Monday, April 14, 2008

"That Speech"...

You'll forgive me, but a little Hometown Pride -- especially necessary in a rival NL East town -- is in order.

Looking at B16's itinerary, Philly mightn't have made the cut for this visit... but come Thursday, what the advance coverage has made the most hyped-up message of the trip -- not the public liturgical discourses, but B16's speech to the education community at the Catholic University of America -- will, in fact, be hosted by a son of Pharaohdom: the university's president, Vincentian Fr David O'Connell.

The Northeast native's been on a blitz of his own of late, recently sitting down with the River City's CBS affiliate for a long interview on the preparations and popping up earlier today on an NPR preview panel (...all before, word has it, getting a spin in the Popemobile in the days to come).

In the face of intense speculation that the PopeTalk before an audience of US Catholic university presidents, diocesan superintendents of education and the university's Board of Trustees would be notably stringent, the Father-President wrote in a mid-March letter to the Washington Post that he "could not disagree more with those who predict a 'stern message' and a 'rebuke'" coming from the former Prof. Ratzinger.

"The fact that the pope, as teacher of the faith, takes on the compromises advanced within contemporary culture, pushes hard against moral relativism, and seeks to present the intelligibility of the alliance between faith and reason in the quest for truth does not constitute an attack on the Catholic academy," he added. "They are the very things that Catholic universities and colleges, too, should be considering, precisely because they are Catholic.

"Positive messages do not often make headlines," O'Connell wrote. "Controversies -- real or imagined -- do.

"The suggestion that the pope is coming to the United States with a hammer for Catholic educational leaders is not only premature but also prejudicial. Instead of condemning Catholic universities and colleges for what may be perceived as failures -- and failures do exist -- the pope might very well thank Catholic educational institutions for being beacons of light in a society that sometimes prefers darkness."

Having submitted the usual bullet-point briefing Benedict requests from every event host, O'Connell would seemingly have a better idea of what's coming better than most. A trained canonist, recreational painter -- and, in his down-time, keen movie buff and occasional karaoke star -- the CU prez marks a decade at the helm of the US church's official institute of higher education later this year.

Long before his arrival, however, Benedict had his eye on Brookland; late last month, at his personal request, the university hosted a symposium on the natural law, a topic expected to come up in both the pontiff's UN address on Friday and his impending "social encyclical," which current reports have tipped for a pre-summer release.

Tonight at 8, a candlelight Rosary vigil will cross the CU campus, where from Wednesday evening -- between the Pope's two stops there -- an all-night prayer vigil is to take place, including on-the-hour readings from the writings of Joseph Ratzinger.
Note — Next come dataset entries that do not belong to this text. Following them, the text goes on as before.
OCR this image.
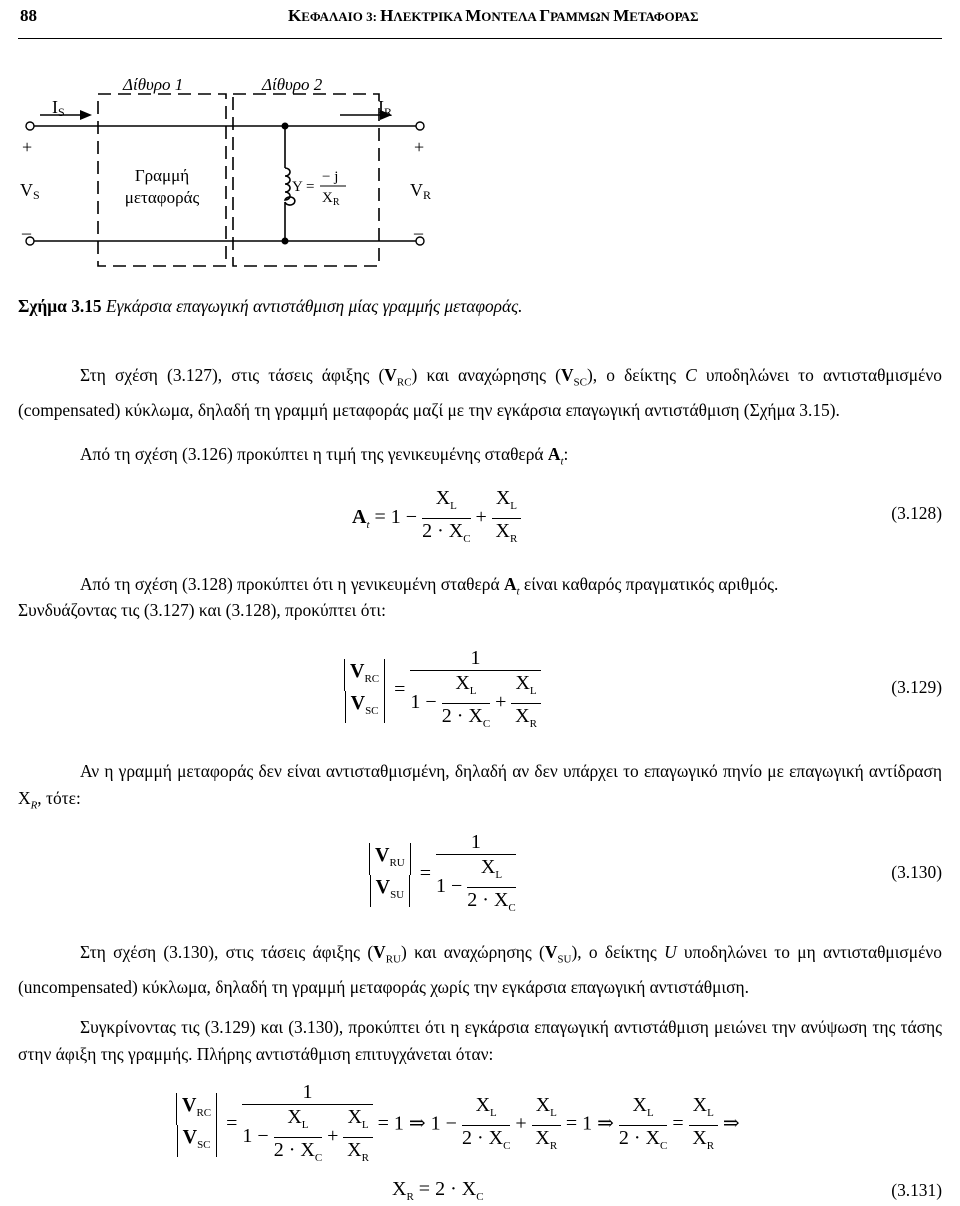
88	ΚΕΦΑΛΑΙΟ 3: ΗΛΕΚΤΡΙΚΑ ΜΟΝΤΕΛΑ ΓΡΑΜΜΩΝ ΜΕΤΑΦΟΡΑΣ
Δίθυρο 1	Δίθυρο 2
IS	IR
+	+
VS	VR
_	_
Γραμμή
μεταφοράς
Y =
− j
$X_R$
Σχήμα 3.15 Εγκάρσια επαγωγική αντιστάθμιση μίας γραμμής μεταφοράς.
Στη σχέση (3.127), στις τάσεις άφιξης $(V_{RC})$ και αναχώρησης $(V_{SC})$, ο δείκτης C υποδηλώνει το αντισταθμισμένο (compensated) κύκλωμα, δηλαδή τη γραμμή μεταφοράς μαζί με την εγκάρσια επαγωγική αντιστάθμιση (Σχήμα 3.15).
Από τη σχέση (3.126) προκύπτει η τιμή της γενικευμένης σταθερά $A_t$:
$A_t = 1 - \frac{X_L}{2 \cdot X_C} + \frac{X_L}{X_R}$	(3.128)
Από τη σχέση (3.128) προκύπτει ότι η γενικευμένη σταθερά $A_t$ είναι καθαρός πραγματικός αριθμός.
Συνδυάζοντας τις (3.127) και (3.128), προκύπτει ότι:
$V_{RC}$
$V_{SC}$
= $\frac{1}{1 - \frac{X_L}{2 \cdot X_C} + \frac{X_L}{X_R}}$	(3.129)
Αν η γραμμή μεταφοράς δεν είναι αντισταθμισμένη, δηλαδή αν δεν υπάρχει το επαγωγικό πηνίο με επαγωγική αντίδραση $X_R$, τότε:
$V_{RU}$
$V_{SU}$
= $\frac{1}{1 - \frac{X_L}{2 \cdot X_C}}$	(3.130)
Στη σχέση (3.130), στις τάσεις άφιξης $(V_{RU})$ και αναχώρησης $(V_{SU})$, ο δείκτης U υποδηλώνει το μη αντισταθμισμένο (uncompensated) κύκλωμα, δηλαδή τη γραμμή μεταφοράς χωρίς την εγκάρσια επαγωγική αντιστάθμιση.
Συγκρίνοντας τις (3.129) και (3.130), προκύπτει ότι η εγκάρσια επαγωγική αντιστάθμιση μειώνει την ανύψωση της τάσης στην άφιξη της γραμμής. Πλήρης αντιστάθμιση επιτυγχάνεται όταν:
$V_{RC}$
$V_{SC}$
= $\frac{1}{1 - \frac{X_L}{2 \cdot X_C} + \frac{X_L}{X_R}} = 1$ ⇒ $1 - \frac{X_L}{2 \cdot X_C} + \frac{X_L}{X_R} = 1$ ⇒ $\frac{X_L}{2 \cdot X_C} = \frac{X_L}{X_R}$ ⇒
$X_R = 2 \cdot X_C$	(3.131)
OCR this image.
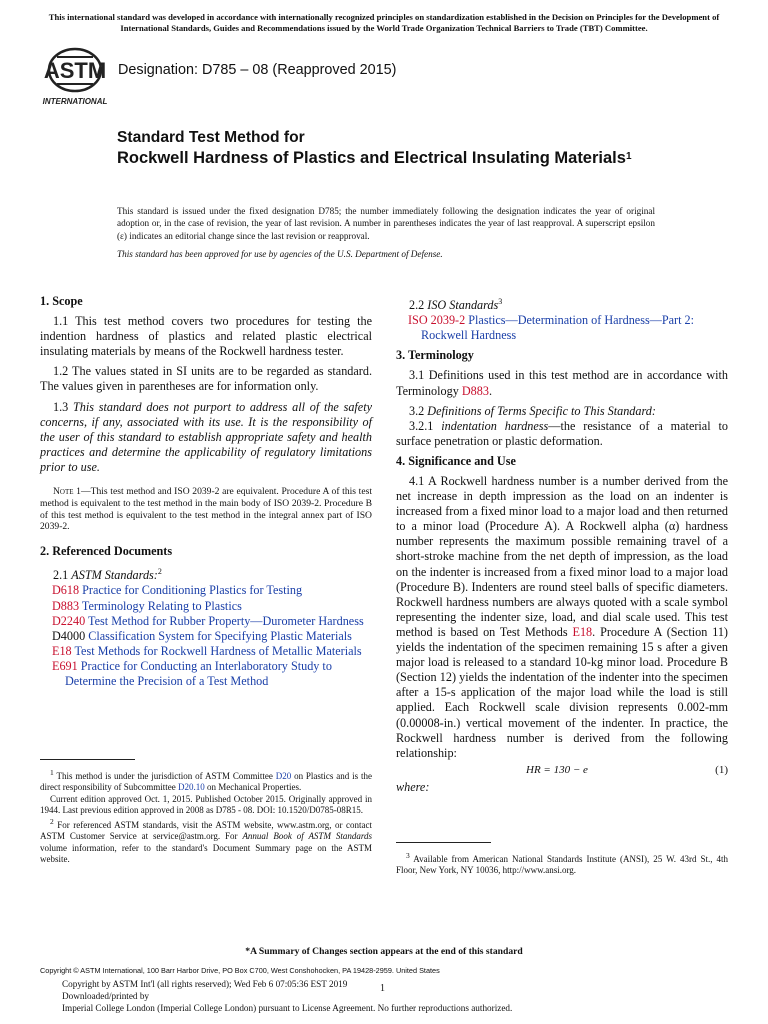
This international standard was developed in accordance with internationally recognized principles on standardization established in the Decision on Principles for the Development of International Standards, Guides and Recommendations issued by the World Trade Organization Technical Barriers to Trade (TBT) Committee.
ASTM
INTERNATIONAL
Designation: D785 – 08 (Reapproved 2015)
Standard Test Method for
Rockwell Hardness of Plastics and Electrical Insulating Materials$^1$
This standard is issued under the fixed designation D785; the number immediately following the designation indicates the year of original adoption or, in the case of revision, the year of last revision. A number in parentheses indicates the year of last reapproval. A superscript epsilon (ε) indicates an editorial change since the last revision or reapproval.
This standard has been approved for use by agencies of the U.S. Department of Defense.

1. Scope

1.1 This test method covers two procedures for testing the indention hardness of plastics and related plastic electrical insulating materials by means of the Rockwell hardness tester.

1.2 The values stated in SI units are to be regarded as standard. The values given in parentheses are for information only.

1.3 This standard does not purport to address all of the safety concerns, if any, associated with its use. It is the responsibility of the user of this standard to establish appropriate safety and health practices and determine the applicability of regulatory limitations prior to use.

Note 1—This test method and ISO 2039-2 are equivalent. Procedure A of this test method is equivalent to the test method in the main body of ISO 2039-2. Procedure B of this test method is equivalent to the test method in the integral annex part of ISO 2039-2.

2. Referenced Documents

2.1 ASTM Standards:$^2$

D618 Practice for Conditioning Plastics for Testing

D883 Terminology Relating to Plastics

D2240 Test Method for Rubber Property—Durometer Hardness

D4000 Classification System for Specifying Plastic Materials

E18 Test Methods for Rockwell Hardness of Metallic Materials

E691 Practice for Conducting an Interlaboratory Study to Determine the Precision of a Test Method

$^1$ This method is under the jurisdiction of ASTM Committee D20 on Plastics and is the direct responsibility of Subcommittee D20.10 on Mechanical Properties.

Current edition approved Oct. 1, 2015. Published October 2015. Originally approved in 1944. Last previous edition approved in 2008 as D785 - 08. DOI: 10.1520/D0785-08R15.

$^2$ For referenced ASTM standards, visit the ASTM website, www.astm.org, or contact ASTM Customer Service at service@astm.org. For Annual Book of ASTM Standards volume information, refer to the standard's Document Summary page on the ASTM website.

2.2 ISO Standards$^3$

ISO 2039-2 Plastics—Determination of Hardness—Part 2: Rockwell Hardness

3. Terminology

3.1 Definitions used in this test method are in accordance with Terminology D883.

3.2 Definitions of Terms Specific to This Standard:

3.2.1 indentation hardness—the resistance of a material to surface penetration or plastic deformation.

4. Significance and Use

4.1 A Rockwell hardness number is a number derived from the net increase in depth impression as the load on an indenter is increased from a fixed minor load to a major load and then returned to a minor load (Procedure A). A Rockwell alpha (α) hardness number represents the maximum possible remaining travel of a short-stroke machine from the net depth of impression, as the load on the indenter is increased from a fixed minor load to a major load (Procedure B). Indenters are round steel balls of specific diameters. Rockwell hardness numbers are always quoted with a scale symbol representing the indenter size, load, and dial scale used. This test method is based on Test Methods E18. Procedure A (Section 11) yields the indentation of the specimen remaining 15 s after a given major load is released to a standard 10-kg minor load. Procedure B (Section 12) yields the indentation of the indenter into the specimen after a 15-s application of the major load while the load is still applied. Each Rockwell scale division represents 0.002-mm (0.00008-in.) vertical movement of the indenter. In practice, the Rockwell hardness number is derived from the following relationship:

HR = 130 − e	(1)

where:

$^3$ Available from American National Standards Institute (ANSI), 25 W. 43rd St., 4th Floor, New York, NY 10036, http://www.ansi.org.

*A Summary of Changes section appears at the end of this standard
Copyright © ASTM International, 100 Barr Harbor Drive, PO Box C700, West Conshohocken, PA 19428-2959. United States
Copyright by ASTM Int'l (all rights reserved); Wed Feb 6 07:05:36 EST 2019
Downloaded/printed by
Imperial College London (Imperial College London) pursuant to License Agreement. No further reproductions authorized.
1
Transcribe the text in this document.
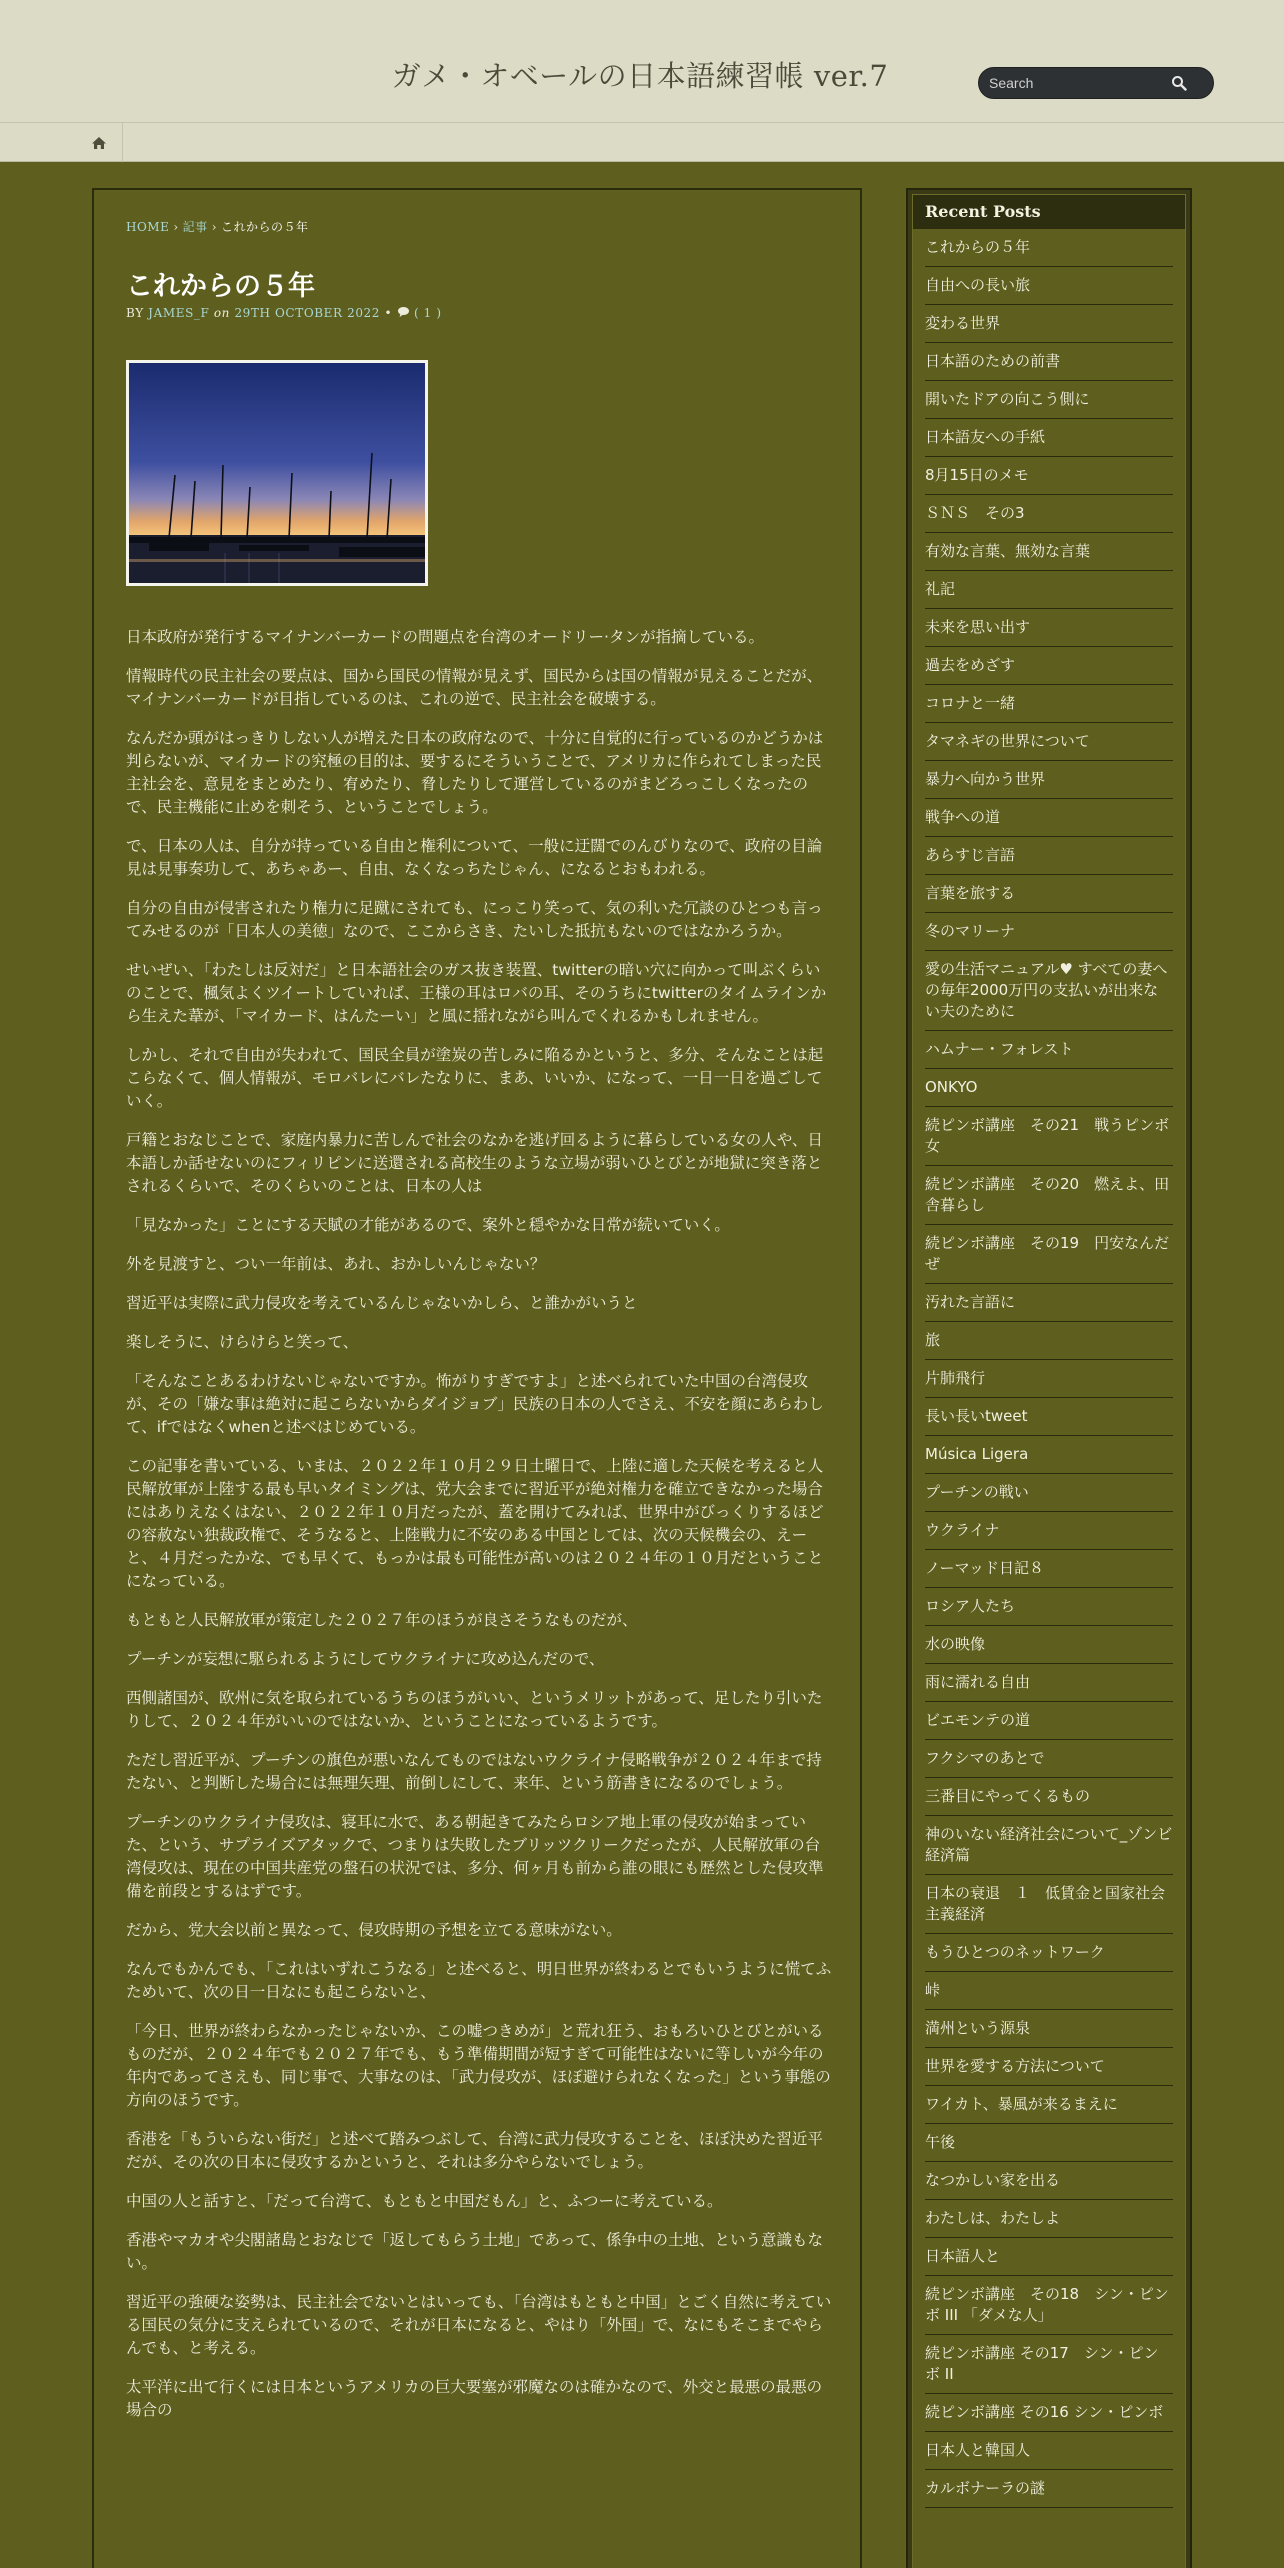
ガメ・オベールの日本語練習帳 ver.7
Search
HOME › 記事 › これからの５年
これからの５年
BY JAMES_F on 29TH OCTOBER 2022 • ( 1 )

日本政府が発行するマイナンバーカードの問題点を台湾のオードリー·タンが指摘している。

情報時代の民主社会の要点は、国から国民の情報が見えず、国民からは国の情報が見えることだが、マイナンバーカードが目指しているのは、これの逆で、民主社会を破壊する。

なんだか頭がはっきりしない人が増えた日本の政府なので、十分に自覚的に行っているのかどうかは判らないが、マイカードの究極の目的は、要するにそういうことで、アメリカに作られてしまった民主社会を、意見をまとめたり、宥めたり、脅したりして運営しているのがまどろっこしくなったので、民主機能に止めを刺そう、ということでしょう。

で、日本の人は、自分が持っている自由と権利について、一般に迂闊でのんびりなので、政府の目論見は見事奏功して、あちゃあー、自由、なくなっちたじゃん、になるとおもわれる。

自分の自由が侵害されたり権力に足蹴にされても、にっこり笑って、気の利いた冗談のひとつも言ってみせるのが「日本人の美徳」なので、ここからさき、たいした抵抗もないのではなかろうか。

せいぜい、「わたしは反対だ」と日本語社会のガス抜き装置、twitterの暗い穴に向かって叫ぶくらいのことで、楓気よくツイートしていれば、王様の耳はロバの耳、そのうちにtwitterのタイムラインから生えた葦が、「マイカード、はんたーい」と風に揺れながら叫んでくれるかもしれません。

しかし、それで自由が失われて、国民全員が塗炭の苦しみに陥るかというと、多分、そんなことは起こらなくて、個人情報が、モロバレにバレたなりに、まあ、いいか、になって、一日一日を過ごしていく。

戸籍とおなじことで、家庭内暴力に苦しんで社会のなかを逃げ回るように暮らしている女の人や、日本語しか話せないのにフィリピンに送還される高校生のような立場が弱いひとびとが地獄に突き落とされるくらいで、そのくらいのことは、日本の人は

「見なかった」ことにする天賦の才能があるので、案外と穏やかな日常が続いていく。

外を見渡すと、つい一年前は、あれ、おかしいんじゃない？

習近平は実際に武力侵攻を考えているんじゃないかしら、と誰かがいうと

楽しそうに、けらけらと笑って、

「そんなことあるわけないじゃないですか。怖がりすぎですよ」と述べられていた中国の台湾侵攻が、その「嫌な事は絶対に起こらないからダイジョブ」民族の日本の人でさえ、不安を顔にあらわして、ifではなくwhenと述べはじめている。

この記事を書いている、いまは、２０２２年１０月２９日土曜日で、上陸に適した天候を考えると人民解放軍が上陸する最も早いタイミングは、党大会までに習近平が絶対権力を確立できなかった場合にはありえなくはない、２０２２年１０月だったが、蓋を開けてみれば、世界中がびっくりするほどの容赦ない独裁政権で、そうなると、上陸戦力に不安のある中国としては、次の天候機会の、えーと、４月だったかな、でも早くて、もっかは最も可能性が高いのは２０２４年の１０月だということになっている。

もともと人民解放軍が策定した２０２７年のほうが良さそうなものだが、

プーチンが妄想に駆られるようにしてウクライナに攻め込んだので、

西側諸国が、欧州に気を取られているうちのほうがいい、というメリットがあって、足したり引いたりして、２０２４年がいいのではないか、ということになっているようです。

ただし習近平が、プーチンの旗色が悪いなんてものではないウクライナ侵略戦争が２０２４年まで持たない、と判断した場合には無理矢理、前倒しにして、来年、という筋書きになるのでしょう。

プーチンのウクライナ侵攻は、寝耳に水で、ある朝起きてみたらロシア地上軍の侵攻が始まっていた、という、サプライズアタックで、つまりは失敗したブリッツクリークだったが、人民解放軍の台湾侵攻は、現在の中国共産党の盤石の状況では、多分、何ヶ月も前から誰の眼にも歴然とした侵攻準備を前段とするはずです。

だから、党大会以前と異なって、侵攻時期の予想を立てる意味がない。

なんでもかんでも、「これはいずれこうなる」と述べると、明日世界が終わるとでもいうように慌てふためいて、次の日一日なにも起こらないと、

「今日、世界が終わらなかったじゃないか、この嘘つきめが」と荒れ狂う、おもろいひとびとがいるものだが、２０２４年でも２０２７年でも、もう準備期間が短すぎて可能性はないに等しいが今年の年内であってさえも、同じ事で、大事なのは、「武力侵攻が、ほぼ避けられなくなった」という事態の方向のほうです。

香港を「もういらない街だ」と述べて踏みつぶして、台湾に武力侵攻することを、ほぼ決めた習近平だが、その次の日本に侵攻するかというと、それは多分やらないでしょう。

中国の人と話すと、「だって台湾て、もともと中国だもん」と、ふつーに考えている。

香港やマカオや尖閣諸島とおなじで「返してもらう土地」であって、係争中の土地、という意識もない。

習近平の強硬な姿勢は、民主社会でないとはいっても、「台湾はもともと中国」とごく自然に考えている国民の気分に支えられているので、それが日本になると、やはり「外国」で、なにもそこまでやらんでも、と考える。

太平洋に出て行くには日本というアメリカの巨大要塞が邪魔なのは確かなので、外交と最悪の最悪の場合の

Recent Posts
これからの５年
自由への長い旅
変わる世界
日本語のための前書
開いたドアの向こう側に
日本語友への手紙
8月15日のメモ
ＳＮＳ　その3
有効な言葉、無効な言葉
礼記
未来を思い出す
過去をめざす
コロナと一緒
タマネギの世界について
暴力へ向かう世界
戦争への道
あらすじ言語
言葉を旅する
冬のマリーナ
愛の生活マニュアル♥ すべての妻への毎年2000万円の支払いが出来ない夫のために
ハムナー・フォレスト
ONKYO
続ピンボ講座　その21　戦うピンボ女
続ピンボ講座　その20　燃えよ、田舎暮らし
続ピンボ講座　その19　円安なんだぜ
汚れた言語に
旅
片肺飛行
長い長いtweet
Música Ligera
プーチンの戦い
ウクライナ
ノーマッド日記８
ロシア人たち
水の映像
雨に濡れる自由
ビエモンテの道
フクシマのあとで
三番目にやってくるもの
神のいない経済社会について_ゾンビ経済篇
日本の衰退　１　低賃金と国家社会主義経済
もうひとつのネットワーク
峠
満州という源泉
世界を愛する方法について
ワイカト、暴風が来るまえに
午後
なつかしい家を出る
わたしは、わたしよ
日本語人と
続ピンボ講座　その18　シン・ピンボ III 「ダメな人」
続ピンボ講座 その17　シン・ピンボ II
続ピンボ講座 その16 シン・ピンボ
日本人と韓国人
カルボナーラの謎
The gathering's scheduled to end at sunrise.

Established in 1887 by the US bishops and initially chartered by Pope Leo XIII, CUA was one of the handful of stops the pontiff specifically requested for this visit. The university's traditional Founder's Day -- normally celebrated on 10 April to mark the date of its green-light from the late 19th century pontiff -- has been delayed a week to mark Benedict's presence on campus.